From IBERS Bioinformatics and HPC Wiki
Jump to: navigation, search

This issue has been affecting users of Bert, the repository and some virtual machines in early 2018.

Update - April 12th 2018, Information Services say the problem is now fixed. You should not need to do any of the following anymore. If you deployed the permanent fix for windows, please remove it by following the instructions in the "Removing the entry" section.

Background

A number of you have reported intermittent problems logging into bert or having your sessions disconnected. This causes timeouts when trying to login or "network error: Software caused connection abort" messages in putty when a login had worked and then gets dropped.
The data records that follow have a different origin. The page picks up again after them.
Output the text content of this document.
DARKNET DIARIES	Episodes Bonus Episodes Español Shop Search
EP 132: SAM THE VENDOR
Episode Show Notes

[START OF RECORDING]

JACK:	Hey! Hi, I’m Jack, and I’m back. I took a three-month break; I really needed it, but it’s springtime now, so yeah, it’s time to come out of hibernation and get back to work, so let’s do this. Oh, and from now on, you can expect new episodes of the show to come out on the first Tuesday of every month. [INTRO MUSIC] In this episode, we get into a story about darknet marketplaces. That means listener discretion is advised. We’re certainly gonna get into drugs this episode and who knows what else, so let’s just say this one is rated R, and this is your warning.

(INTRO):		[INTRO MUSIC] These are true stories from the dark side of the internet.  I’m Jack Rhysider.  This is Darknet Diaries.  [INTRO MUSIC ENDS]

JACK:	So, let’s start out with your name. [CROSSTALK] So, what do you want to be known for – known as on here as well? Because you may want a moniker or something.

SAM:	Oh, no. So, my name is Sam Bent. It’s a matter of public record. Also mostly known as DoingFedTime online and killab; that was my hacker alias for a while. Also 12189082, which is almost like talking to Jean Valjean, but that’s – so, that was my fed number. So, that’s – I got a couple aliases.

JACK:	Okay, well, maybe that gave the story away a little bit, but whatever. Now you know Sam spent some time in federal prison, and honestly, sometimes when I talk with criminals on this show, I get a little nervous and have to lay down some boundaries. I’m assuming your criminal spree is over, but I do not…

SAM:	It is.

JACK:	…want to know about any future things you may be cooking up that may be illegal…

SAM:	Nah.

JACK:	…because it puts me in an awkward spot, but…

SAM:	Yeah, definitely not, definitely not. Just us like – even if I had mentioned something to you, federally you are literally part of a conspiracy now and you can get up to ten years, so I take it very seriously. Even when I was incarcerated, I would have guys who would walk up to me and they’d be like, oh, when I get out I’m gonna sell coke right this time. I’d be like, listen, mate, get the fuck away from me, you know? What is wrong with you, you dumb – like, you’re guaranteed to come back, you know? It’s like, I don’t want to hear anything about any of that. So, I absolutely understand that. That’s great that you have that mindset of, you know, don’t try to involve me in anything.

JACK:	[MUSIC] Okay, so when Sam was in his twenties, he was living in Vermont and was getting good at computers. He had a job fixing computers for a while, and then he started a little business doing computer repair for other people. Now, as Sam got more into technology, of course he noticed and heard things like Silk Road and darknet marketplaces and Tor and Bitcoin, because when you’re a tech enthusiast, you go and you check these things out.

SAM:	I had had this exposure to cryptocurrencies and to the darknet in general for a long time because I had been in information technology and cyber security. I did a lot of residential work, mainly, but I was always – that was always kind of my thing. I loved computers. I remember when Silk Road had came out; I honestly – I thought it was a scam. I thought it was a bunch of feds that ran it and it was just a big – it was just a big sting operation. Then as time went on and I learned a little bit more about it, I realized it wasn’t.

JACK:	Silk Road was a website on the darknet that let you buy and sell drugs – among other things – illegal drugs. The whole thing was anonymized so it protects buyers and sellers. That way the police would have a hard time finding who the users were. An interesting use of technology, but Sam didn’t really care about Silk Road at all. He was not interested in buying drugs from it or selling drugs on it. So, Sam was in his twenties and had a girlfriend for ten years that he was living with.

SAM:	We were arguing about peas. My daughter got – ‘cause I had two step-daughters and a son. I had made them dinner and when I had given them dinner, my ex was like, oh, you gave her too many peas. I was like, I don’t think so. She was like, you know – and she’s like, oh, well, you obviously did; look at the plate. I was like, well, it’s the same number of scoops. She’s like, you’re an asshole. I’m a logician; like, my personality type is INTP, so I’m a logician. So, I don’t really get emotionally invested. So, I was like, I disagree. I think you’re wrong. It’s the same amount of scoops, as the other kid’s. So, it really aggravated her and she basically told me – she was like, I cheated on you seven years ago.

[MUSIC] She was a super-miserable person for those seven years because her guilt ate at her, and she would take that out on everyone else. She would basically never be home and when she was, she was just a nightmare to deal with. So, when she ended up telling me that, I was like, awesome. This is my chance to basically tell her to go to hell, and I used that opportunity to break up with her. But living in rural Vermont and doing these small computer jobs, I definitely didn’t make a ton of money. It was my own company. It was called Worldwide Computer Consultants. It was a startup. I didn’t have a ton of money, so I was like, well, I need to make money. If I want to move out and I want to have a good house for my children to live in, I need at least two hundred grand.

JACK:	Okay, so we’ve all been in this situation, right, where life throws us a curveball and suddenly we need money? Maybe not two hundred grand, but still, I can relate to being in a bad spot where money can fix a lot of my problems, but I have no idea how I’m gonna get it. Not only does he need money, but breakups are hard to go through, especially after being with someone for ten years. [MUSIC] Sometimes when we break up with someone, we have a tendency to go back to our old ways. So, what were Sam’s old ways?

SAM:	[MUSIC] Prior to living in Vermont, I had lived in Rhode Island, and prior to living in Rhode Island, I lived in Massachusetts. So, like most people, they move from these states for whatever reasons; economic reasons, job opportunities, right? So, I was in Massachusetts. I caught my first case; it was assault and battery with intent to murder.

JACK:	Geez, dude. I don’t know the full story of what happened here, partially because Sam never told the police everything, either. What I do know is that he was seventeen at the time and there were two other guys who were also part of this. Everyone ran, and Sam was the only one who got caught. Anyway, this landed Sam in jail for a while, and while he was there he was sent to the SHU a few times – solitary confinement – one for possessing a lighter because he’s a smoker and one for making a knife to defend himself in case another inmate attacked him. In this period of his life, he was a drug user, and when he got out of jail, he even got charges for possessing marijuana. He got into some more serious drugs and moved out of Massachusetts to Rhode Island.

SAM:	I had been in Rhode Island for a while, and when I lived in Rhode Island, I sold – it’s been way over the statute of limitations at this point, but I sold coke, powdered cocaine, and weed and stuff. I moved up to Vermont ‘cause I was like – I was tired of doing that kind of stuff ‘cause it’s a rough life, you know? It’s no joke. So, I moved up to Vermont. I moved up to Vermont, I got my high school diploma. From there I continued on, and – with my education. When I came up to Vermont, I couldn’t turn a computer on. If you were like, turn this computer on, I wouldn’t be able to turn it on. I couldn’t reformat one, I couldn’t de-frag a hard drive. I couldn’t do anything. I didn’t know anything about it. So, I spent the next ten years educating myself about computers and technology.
The cause has been identified as a problem with a network switch in the Visualisation Centre which includes the HPC, Repository and some VMs. Information Services are aware of the problem and have been in discussion with the switch manufacture and hope to have a fix for this soon.

Workarounds

There are two workarounds for this problem, one temporary and one (semi) permanent. These fixues will NOT work on wireless/eduroam connections, VPN connections or any other connections outside the IBERS network.

Temporary fix

  • Login to central.aber.ac.uk
  • Login to bert.ibers.aber.ac.uk
  • ping the IP address of your computer (which will be of the format 144.124.1XX.XXX)
  • Login directly to Bert

This will probably timeout at some point, depending on what OS you're using it might only last a few minutes. Leaving the login via central open with ping running should prevent this. If you're having problems with a VM then login to the VM instead of bert.


Permanent(ish) fixes:

These are for bert only, if you've got a problem with a VM host then you'll have to change the addresses. Email ibers-cs@aber.ac.uk if you need help finding this out.

Linux/Mac

  • Open a terminal and run the command:
   sudo arp -s bert.ibers.aber.ac.uk d4:be:d9:b3:b7:45

This only lasts until you reboot.


Windows

Permanent Fix

    netsh -c interface ipv4 add neighbors “Local Area Connection” “144.124.106.138” “d4-be-d9-b3-b7-45” store=persistent
  • On some systems the network interface won't be called "Local Area Connection". Go to the "Network Connections" page from the "Network and Internet" section in Control Panel or run the "ipconfig" command to find the name of your network interface. It seems that on Windows 8/10 it will just be called "Ethernet" instead of "Local Area Connection".
  • This should permanently fix the problem.
Removing the entry

When IS have fixed the network this entry can be removed by doing:

   netsh -c interface ipv4 add neighbors "Local Area Connection" "144.124.106.138" "d4-be-d9-b3-b7-45" store=persistent


Temporary Alternative Method

If the method above fails you can temporarily add an entry by running the command:

   arp -s bert.ibers.aber.ac.uk d4-be-d9-b3-b7-45

This will be reset when your system is rebooted.